Aphrodite (Aphrodité) est la déesse grecque de la beauté et de la séduction, préside aussi à l’éveil des forces reproductrices de la nature au printemps, au mariage (avec Héra), et se trouve assistée dans ses entreprises par Éros. Les Charites et les Heures, qui tissent ses voiles lui sont également associées. Elle naquit suivant Homère de Zeus et de Dioné, suivant Hésiode directement de l'écume de la mer, formée à la suite de la castration d’Ouranos, après que ses testicules sont tombés dans la mer l'aent fécondée. Quoi qu’il en soit, elle apparut à la surface des eaux, puis fut reçue dans le ciel, où Zeus la donna pour femme à Héphaistos, le plus laid des dieux. On lui impute de nombreuses infidélités : elle eut de Zeus les Charites; de Hermès, Hermaphrodite; de Dionysos, Priape et Hymen; d'Anchise - un mortel -, Enée; de Butès, Eryx; d’Arès, Eros et Antéros (et Harmonie?); en outre, elle s'éprit du bel Adonis.

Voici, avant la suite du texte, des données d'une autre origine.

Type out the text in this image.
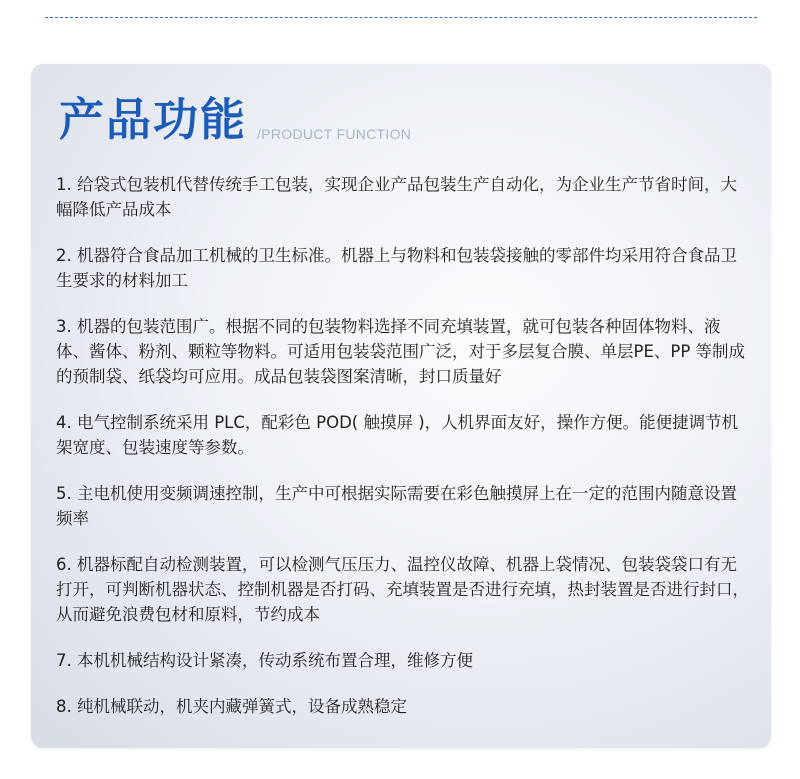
产品功能 /PRODUCT FUNCTION
1. 给袋式包装机代替传统手工包装，实现企业产品包装生产自动化，为企业生产节省时间，大幅降低产品成本
2. 机器符合食品加工机械的卫生标准。机器上与物料和包装袋接触的零部件均采用符合食品卫生要求的材料加工
3. 机器的包装范围广。根据不同的包装物料选择不同充填装置，就可包装各种固体物料、液体、酱体、粉剂、颗粒等物料。可适用包装袋范围广泛，对于多层复合膜、单层PE、PP 等制成的预制袋、纸袋均可应用。成品包装袋图案清晰，封口质量好
4. 电气控制系统采用 PLC，配彩色 POD( 触摸屏 )，人机界面友好，操作方便。能便捷调节机架宽度、包装速度等参数。
5. 主电机使用变频调速控制，生产中可根据实际需要在彩色触摸屏上在一定的范围内随意设置频率
6. 机器标配自动检测装置，可以检测气压压力、温控仪故障、机器上袋情况、包装袋袋口有无打开，可判断机器状态、控制机器是否打码、充填装置是否进行充填，热封装置是否进行封口，从而避免浪费包材和原料，节约成本
7. 本机机械结构设计紧凑，传动系统布置合理，维修方便
8. 纯机械联动，机夹内藏弹簧式，设备成熟稳定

Héphaistos, l'ayant un jour surprise avec Arès, les enveloppa tous deux d'un filet et se vengea en les exposant ainsi à la risée des dieux assemblés. Dans la lutte engagée avec Héra et Athéna pour le prix de la beauté, c'est Aphrodite qui remporta le prix. Lors de la guerre de Troie, elle se déclara pour les Troyens : blessée par Diomède, elle se vengea en inspirant à la femme ce prince des fureurs adultères, ce qui est aussi l’un de ses traits caractéristiques : elle favorise la rencontre et l’entente sexuelle, mais elle pousse aussi aux excès. Elle a également enflammé de ses feux les Prétides, les Lemniennes, les filles de Cinyre, Pasiphaé, Phèdre. Troie prise, elle dirige, la flotte d'Enée vers l'Italie.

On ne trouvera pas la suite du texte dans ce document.